Nunca tivemos uma explicação razoável para o ocorrido, mas o conjunto de acontecimentos nos obrigou e obriga ainda hoje a, pelo menos, admitir que existem muitas coisas que escapam de nosso entendimento.

Alguns anos depois, mudamos para Taubaté. Eu queria estudar Direito e me tornar um Delegado de Polícia. Até que um dia, sem saber do meu,  papai me disse que o sonho dele seria eu me formar também Engenheiro para que tivéssemos uma empresa juntos. Não pude dizer não, ele merecia. Aquilo, e muito mais, o que fosse. E lá fui eu passar no vestibular em Mogi das Cruzes e ingressar no curso de Engenharia Civil em 1970.

De repente, final de 1971, a canoa que sempre trazia papai começou a dar sinais que um dia voltaria vazia.

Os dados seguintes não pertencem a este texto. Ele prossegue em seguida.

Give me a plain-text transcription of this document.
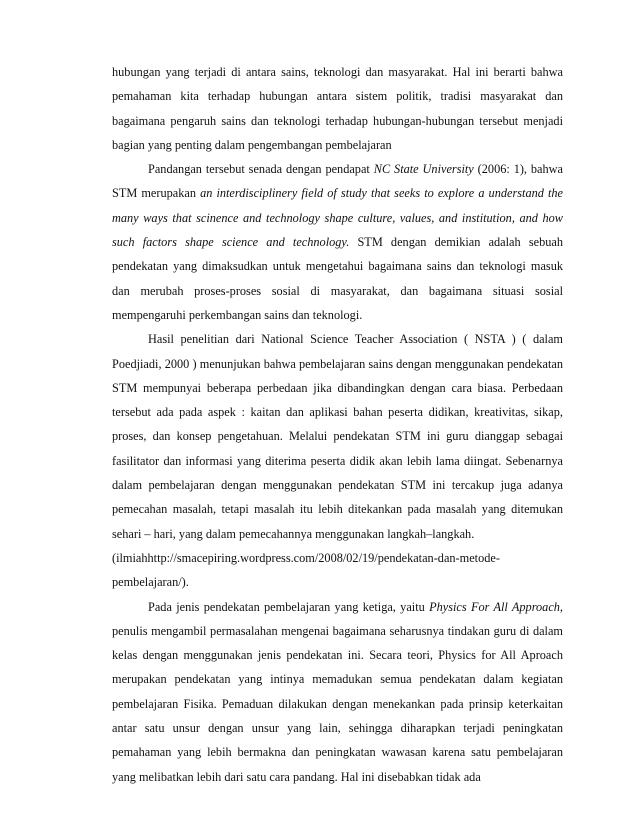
hubungan yang terjadi di antara sains, teknologi dan masyarakat. Hal ini berarti bahwa pemahaman kita terhadap hubungan antara sistem politik, tradisi masyarakat dan bagaimana pengaruh sains dan teknologi terhadap hubungan-hubungan tersebut menjadi bagian yang penting dalam pengembangan pembelajaran

Pandangan tersebut senada dengan pendapat NC State University (2006: 1), bahwa STM merupakan an interdisciplinery field of study that seeks to explore a understand the many ways that scinence and technology shape culture, values, and institution, and how such factors shape science and technology. STM dengan demikian adalah sebuah pendekatan yang dimaksudkan untuk mengetahui bagaimana sains dan teknologi masuk dan merubah proses-proses sosial di masyarakat, dan bagaimana situasi sosial mempengaruhi perkembangan sains dan teknologi.

Hasil penelitian dari National Science Teacher Association ( NSTA ) ( dalam Poedjiadi, 2000 ) menunjukan bahwa pembelajaran sains dengan menggunakan pendekatan STM mempunyai beberapa perbedaan jika dibandingkan dengan cara biasa. Perbedaan tersebut ada pada aspek : kaitan dan aplikasi bahan peserta didikan, kreativitas, sikap, proses, dan konsep pengetahuan. Melalui pendekatan STM ini guru dianggap sebagai fasilitator dan informasi yang diterima peserta didik akan lebih lama diingat. Sebenarnya dalam pembelajaran dengan menggunakan pendekatan STM ini tercakup juga adanya pemecahan masalah, tetapi masalah itu lebih ditekankan pada masalah yang ditemukan sehari – hari, yang dalam pemecahannya menggunakan langkah–langkah.

(ilmiahhttp://smacepiring.wordpress.com/2008/02/19/pendekatan-dan-metode-
pembelajaran/).

Pada jenis pendekatan pembelajaran yang ketiga, yaitu Physics For All Approach, penulis mengambil permasalahan mengenai bagaimana seharusnya tindakan guru di dalam kelas dengan menggunakan jenis pendekatan ini. Secara teori, Physics for All Aproach merupakan pendekatan yang intinya memadukan semua pendekatan dalam kegiatan pembelajaran Fisika. Pemaduan dilakukan dengan menekankan pada prinsip keterkaitan antar satu unsur dengan unsur yang lain, sehingga diharapkan terjadi peningkatan pemahaman yang lebih bermakna dan peningkatan wawasan karena satu pembelajaran yang melibatkan lebih dari satu cara pandang. Hal ini disebabkan tidak ada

De repente, abatido pela vida, papai foi consumido em três meses por um irreversível câncer fatal. Dias de melhora se intercalavam horrendamente com dias de piora, nada dava resultado.

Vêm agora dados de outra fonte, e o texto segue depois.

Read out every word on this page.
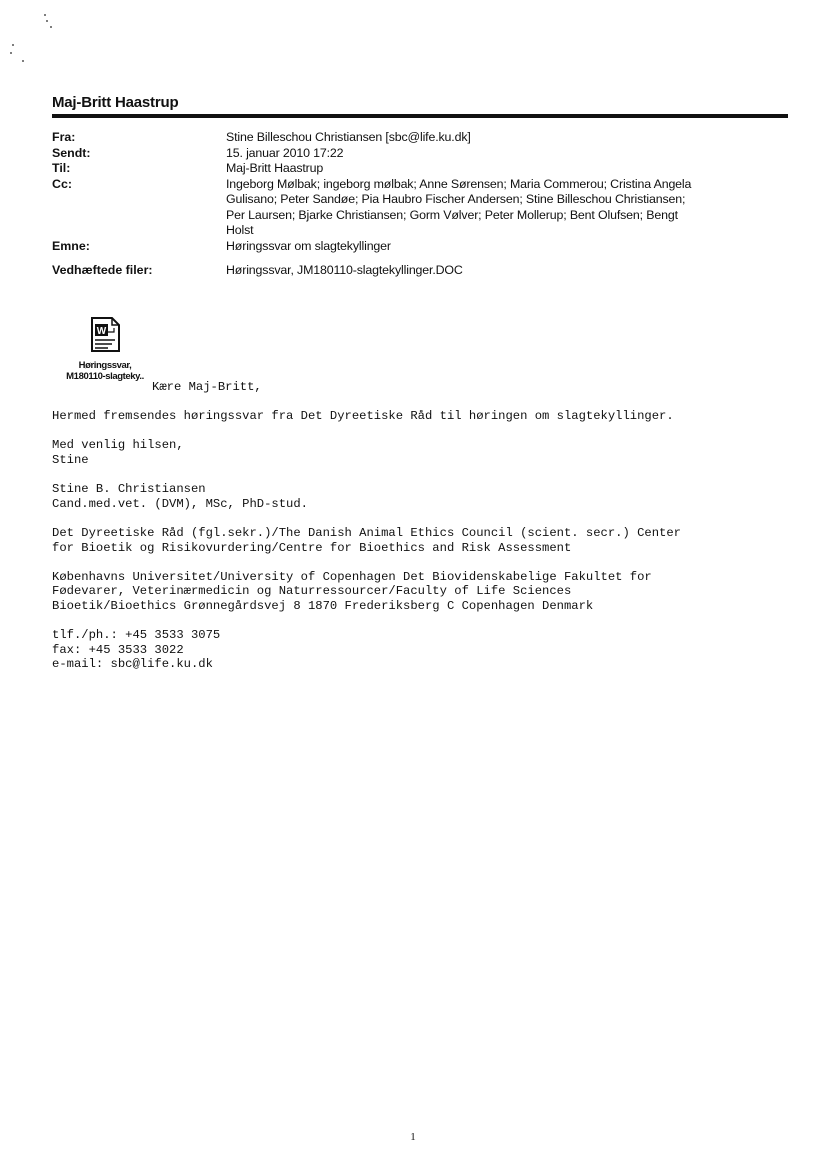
Maj-Britt Haastrup
Fra:	Stine Billeschou Christiansen [sbc@life.ku.dk]
Sendt:	15. januar 2010 17:22
Til:	Maj-Britt Haastrup
Cc:	Ingeborg Mølbak; ingeborg mølbak; Anne Sørensen; Maria Commerou; Cristina Angela
Gulisano; Peter Sandøe; Pia Haubro Fischer Andersen; Stine Billeschou Christiansen;
Per Laursen; Bjarke Christiansen; Gorm Vølver; Peter Mollerup; Bent Olufsen; Bengt
Holst
Emne:	Høringssvar om slagtekyllinger
Vedhæftede filer:	Høringssvar, JM180110-slagtekyllinger.DOC
W
Høringssvar,
M180110-slagteky..
Kære Maj-Britt,
Hermed fremsendes høringssvar fra Det Dyreetiske Råd til høringen om slagtekyllinger.
Med venlig hilsen,
Stine
Stine B. Christiansen
Cand.med.vet. (DVM), MSc, PhD-stud.
Det Dyreetiske Råd (fgl.sekr.)/The Danish Animal Ethics Council (scient. secr.) Center
for Bioetik og Risikovurdering/Centre for Bioethics and Risk Assessment
Københavns Universitet/University of Copenhagen Det Biovidenskabelige Fakultet for
Fødevarer, Veterinærmedicin og Naturressourcer/Faculty of Life Sciences
Bioetik/Bioethics Grønnegårdsvej 8 1870 Frederiksberg C Copenhagen Denmark
tlf./ph.: +45 3533 3075
fax: +45 3533 3022
e-mail: sbc@life.ku.dk
1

Naqueles tempos, o câncer era praticamente invencível, nada o combatia com sucesso.

A imprensa, principalmente a televisão, começou a veicular que chá da casca do ipê roxo era um poderoso anticancerígeno, o que praticamente dizimou com estas árvores no Estado de São Paulo. Elas perdiam suas cascas tiradas à força, morriam pouco a pouco triste e lentamente, como se ao menos solidárias com os doentes que deveriam e não podiam salvar.

Comecei a viajar muito com papai, dirigindo para ele à procura da casca do ipê roxo. Tornei-me, apesar da diferença de idades, a ser seu confessor, confidente, passei a escutar suas confidências, a ouvir seus problemas, a sofrer com seus desencantos, a partilhar esperanças.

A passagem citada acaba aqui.